Sales of adult passes are at just 32 per cent of 2019 levels, while all other pass types have almost fully recovered.
As a result, OC Transpo ridership has lagged about 2.1 million trips below the agency’s forecast during the first five months of this year.
The lost fare revenue has left OC Transpo about $10.7 million short of its first quarter revenue targets.
Coun. Riley Brockington, who sits on the transit commission, has wondered whether OC Transpo is setting realistic targets for itself, given that it manages to miss them quarter after quarter.
“You’ve delivered us very ambitious budgets for years that you have not met, and we wait until the end of the year to find sources of revenues to plug those holes,” he said last week.
Councillor wants plan on late buses
In Brockington’s view, late buses are among the most significant obstacles to getting riders back on OC Transpo.
“We have to acknowledge that on-time performance is an issue in this city, and late buses, again, is what’s going to hamper us to get people using the system,” he said.

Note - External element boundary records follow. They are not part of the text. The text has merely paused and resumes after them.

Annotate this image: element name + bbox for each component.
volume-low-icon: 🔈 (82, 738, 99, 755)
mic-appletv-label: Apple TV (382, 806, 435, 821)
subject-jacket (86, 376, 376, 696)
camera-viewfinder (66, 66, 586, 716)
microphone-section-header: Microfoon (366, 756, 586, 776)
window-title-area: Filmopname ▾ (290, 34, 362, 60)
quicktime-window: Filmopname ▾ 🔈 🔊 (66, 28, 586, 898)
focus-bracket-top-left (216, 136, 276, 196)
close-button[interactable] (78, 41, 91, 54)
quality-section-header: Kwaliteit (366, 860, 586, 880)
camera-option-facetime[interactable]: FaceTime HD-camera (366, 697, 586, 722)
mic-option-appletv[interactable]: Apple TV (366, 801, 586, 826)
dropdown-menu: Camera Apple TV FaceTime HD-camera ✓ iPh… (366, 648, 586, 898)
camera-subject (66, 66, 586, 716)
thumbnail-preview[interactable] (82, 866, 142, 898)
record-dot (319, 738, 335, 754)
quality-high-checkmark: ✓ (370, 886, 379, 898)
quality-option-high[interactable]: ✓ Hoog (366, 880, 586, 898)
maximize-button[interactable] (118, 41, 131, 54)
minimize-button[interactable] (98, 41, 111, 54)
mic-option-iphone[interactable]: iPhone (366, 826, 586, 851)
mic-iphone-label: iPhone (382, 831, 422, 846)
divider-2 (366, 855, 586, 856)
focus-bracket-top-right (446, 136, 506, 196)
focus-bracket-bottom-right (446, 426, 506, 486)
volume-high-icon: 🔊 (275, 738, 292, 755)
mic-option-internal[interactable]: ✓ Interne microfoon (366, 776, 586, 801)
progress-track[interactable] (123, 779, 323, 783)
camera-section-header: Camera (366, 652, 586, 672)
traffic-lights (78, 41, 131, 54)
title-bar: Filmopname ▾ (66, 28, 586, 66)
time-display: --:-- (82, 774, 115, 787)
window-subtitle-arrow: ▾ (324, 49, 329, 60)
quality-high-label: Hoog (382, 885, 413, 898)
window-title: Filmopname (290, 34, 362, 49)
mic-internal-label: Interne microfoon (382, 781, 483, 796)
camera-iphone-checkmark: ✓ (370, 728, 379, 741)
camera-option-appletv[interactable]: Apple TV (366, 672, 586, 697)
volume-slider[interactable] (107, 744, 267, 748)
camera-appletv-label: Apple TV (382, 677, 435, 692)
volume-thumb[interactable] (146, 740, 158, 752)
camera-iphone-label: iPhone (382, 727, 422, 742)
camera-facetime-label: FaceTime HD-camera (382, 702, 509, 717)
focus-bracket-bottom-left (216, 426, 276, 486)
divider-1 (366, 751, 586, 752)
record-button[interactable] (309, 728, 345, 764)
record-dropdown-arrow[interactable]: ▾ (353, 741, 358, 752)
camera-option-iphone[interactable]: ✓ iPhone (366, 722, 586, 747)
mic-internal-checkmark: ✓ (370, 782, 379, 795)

“I cannot let up on this point, because that’s what I hear all the time with my residents.”
OC Transpo has been falling short of its timeliness targets. For routes that run on schedules less frequent than every 15 minutes, a quarter of buses are showing up either more than five minutes late or more than a minute early.
Brockington complained that he’s seen no plan to fix that.
Transit services general manager Renée Amilcar said on-time performance is not her first priority. That will come later, she said, after she reaches her goal of getting 99.5 per cent of trips running in the first place.
“We cannot promise on-time service when we don’t deliver all trips that we have scheduled,” she said.
Brockington wasn’t satisfied with that answer, saying the public is running out of patience.
But the main challenge preventing OC Transpo from delivering its trips, Amilcar said, is no longer a shortage of buses or operators but something more intractable.
“The traffic is killing us, frankly,” she said.